Brain death is primarily a clinical diagnosis, but sometimes confirmatory testing is necessary or desired. According to the 1987 recommendations, confirmatory testing should be performed on all children <1 yr of age. Confirmatory testing is also used in situations in which a portion of the clinical exam is impossible to perform or the results are suspected to be unreliable. The 2 most commonly used confirmatory tests are EEG and studies to confirm the absence of CBF, such as nuclear medicine cerebral flow scans.

A valid EEG to confirm suspected brain death must be performed according to accepted technical requirements, under conditions of normothermia, and in the absence of drug levels sufficient to suppress the EEG response. An EEG that demonstrates electrocerebral silence over a 30-min recording time under these conditions supports the diagnosis of brain death. There have been reports of children who meet the clinical criteria for brain death but continue to have some electrical activity on EEG. Advantages of this study are its wide availability and low risk. Disadvantages include potential confounders, such as artifact in the tracing and the presence of suppressing levels of drugs such as barbiturates.

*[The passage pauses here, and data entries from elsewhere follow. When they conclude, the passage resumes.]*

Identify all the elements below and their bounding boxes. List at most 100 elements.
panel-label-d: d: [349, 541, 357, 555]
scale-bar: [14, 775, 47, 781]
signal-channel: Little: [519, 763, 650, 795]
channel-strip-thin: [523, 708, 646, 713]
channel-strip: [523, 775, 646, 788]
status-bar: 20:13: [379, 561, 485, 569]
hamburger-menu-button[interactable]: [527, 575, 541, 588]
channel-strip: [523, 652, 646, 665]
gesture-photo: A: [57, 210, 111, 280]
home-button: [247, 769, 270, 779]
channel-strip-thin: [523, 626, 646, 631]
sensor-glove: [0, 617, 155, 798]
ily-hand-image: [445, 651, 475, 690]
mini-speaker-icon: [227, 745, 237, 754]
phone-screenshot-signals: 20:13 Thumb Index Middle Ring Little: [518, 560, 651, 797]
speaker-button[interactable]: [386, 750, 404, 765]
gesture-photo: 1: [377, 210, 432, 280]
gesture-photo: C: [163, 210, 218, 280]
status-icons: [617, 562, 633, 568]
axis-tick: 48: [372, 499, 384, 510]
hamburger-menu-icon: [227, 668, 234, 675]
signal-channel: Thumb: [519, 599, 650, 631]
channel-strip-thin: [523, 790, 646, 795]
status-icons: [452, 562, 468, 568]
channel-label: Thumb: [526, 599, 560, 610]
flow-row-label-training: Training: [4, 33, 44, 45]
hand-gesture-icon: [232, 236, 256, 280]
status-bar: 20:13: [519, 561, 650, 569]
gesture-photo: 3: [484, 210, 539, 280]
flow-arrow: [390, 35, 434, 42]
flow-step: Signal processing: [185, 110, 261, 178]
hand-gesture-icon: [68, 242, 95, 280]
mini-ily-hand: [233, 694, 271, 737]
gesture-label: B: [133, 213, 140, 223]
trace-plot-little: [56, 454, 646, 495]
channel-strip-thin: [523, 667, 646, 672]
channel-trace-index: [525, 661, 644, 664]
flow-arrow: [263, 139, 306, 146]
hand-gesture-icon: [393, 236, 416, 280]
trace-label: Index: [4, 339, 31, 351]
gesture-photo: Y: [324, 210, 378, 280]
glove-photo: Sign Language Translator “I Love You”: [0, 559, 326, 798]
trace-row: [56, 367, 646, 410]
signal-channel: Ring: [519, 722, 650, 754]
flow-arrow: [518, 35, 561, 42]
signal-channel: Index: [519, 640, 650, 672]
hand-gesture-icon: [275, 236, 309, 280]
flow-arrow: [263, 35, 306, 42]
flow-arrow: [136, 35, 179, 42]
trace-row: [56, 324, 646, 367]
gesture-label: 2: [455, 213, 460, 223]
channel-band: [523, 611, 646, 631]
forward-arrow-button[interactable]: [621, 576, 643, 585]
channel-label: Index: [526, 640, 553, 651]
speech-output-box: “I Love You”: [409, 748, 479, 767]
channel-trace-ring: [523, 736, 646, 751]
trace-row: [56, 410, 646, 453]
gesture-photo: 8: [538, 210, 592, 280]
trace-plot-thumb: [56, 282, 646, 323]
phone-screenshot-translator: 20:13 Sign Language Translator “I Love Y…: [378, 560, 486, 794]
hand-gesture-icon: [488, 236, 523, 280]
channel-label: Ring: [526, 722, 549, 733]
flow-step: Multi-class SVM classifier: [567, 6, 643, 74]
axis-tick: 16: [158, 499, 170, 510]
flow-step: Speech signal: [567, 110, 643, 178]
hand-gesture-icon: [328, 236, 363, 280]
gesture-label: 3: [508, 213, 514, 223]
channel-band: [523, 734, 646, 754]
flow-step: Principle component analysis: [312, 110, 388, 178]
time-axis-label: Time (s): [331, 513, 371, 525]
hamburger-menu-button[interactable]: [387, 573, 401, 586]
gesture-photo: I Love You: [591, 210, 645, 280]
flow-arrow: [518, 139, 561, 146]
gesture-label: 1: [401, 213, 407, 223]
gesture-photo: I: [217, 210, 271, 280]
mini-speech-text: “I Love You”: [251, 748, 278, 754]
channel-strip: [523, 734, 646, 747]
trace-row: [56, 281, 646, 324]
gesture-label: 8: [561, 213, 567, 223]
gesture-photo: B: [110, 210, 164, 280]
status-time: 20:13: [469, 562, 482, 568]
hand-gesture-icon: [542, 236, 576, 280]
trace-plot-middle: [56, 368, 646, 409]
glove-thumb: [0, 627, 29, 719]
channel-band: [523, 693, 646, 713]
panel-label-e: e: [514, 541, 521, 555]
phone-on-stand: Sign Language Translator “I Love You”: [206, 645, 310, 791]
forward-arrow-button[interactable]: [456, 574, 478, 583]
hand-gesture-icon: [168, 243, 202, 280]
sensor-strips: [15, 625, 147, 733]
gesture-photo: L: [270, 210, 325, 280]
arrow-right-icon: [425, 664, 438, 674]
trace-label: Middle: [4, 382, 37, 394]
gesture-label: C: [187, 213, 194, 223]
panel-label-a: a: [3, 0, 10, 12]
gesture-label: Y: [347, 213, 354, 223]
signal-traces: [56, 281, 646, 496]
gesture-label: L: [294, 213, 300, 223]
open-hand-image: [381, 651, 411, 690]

A nuclear medicine cerebral flow scan consists of intravenous injection of a radiopharmaceutical agent followed by imaging of the brain to look for cerebral uptake. Like EEG, nuclear medicine scans are widely available and low risk. Unlike EEG, these studies are not affected by drug levels. A study that shows absence of uptake in the brain demonstrates absence of CBF and is confirmatory of brain death. In infants with open sutures and fontanels, the scan may show residual flow. This finding does not contradict a clinical diagnosis of brain death. Four-vessel intracranial contrast angiography has previously been used as the definitive confirmatory test, but practical technical difficulties and risks have led to the use of nuclear medicine scans.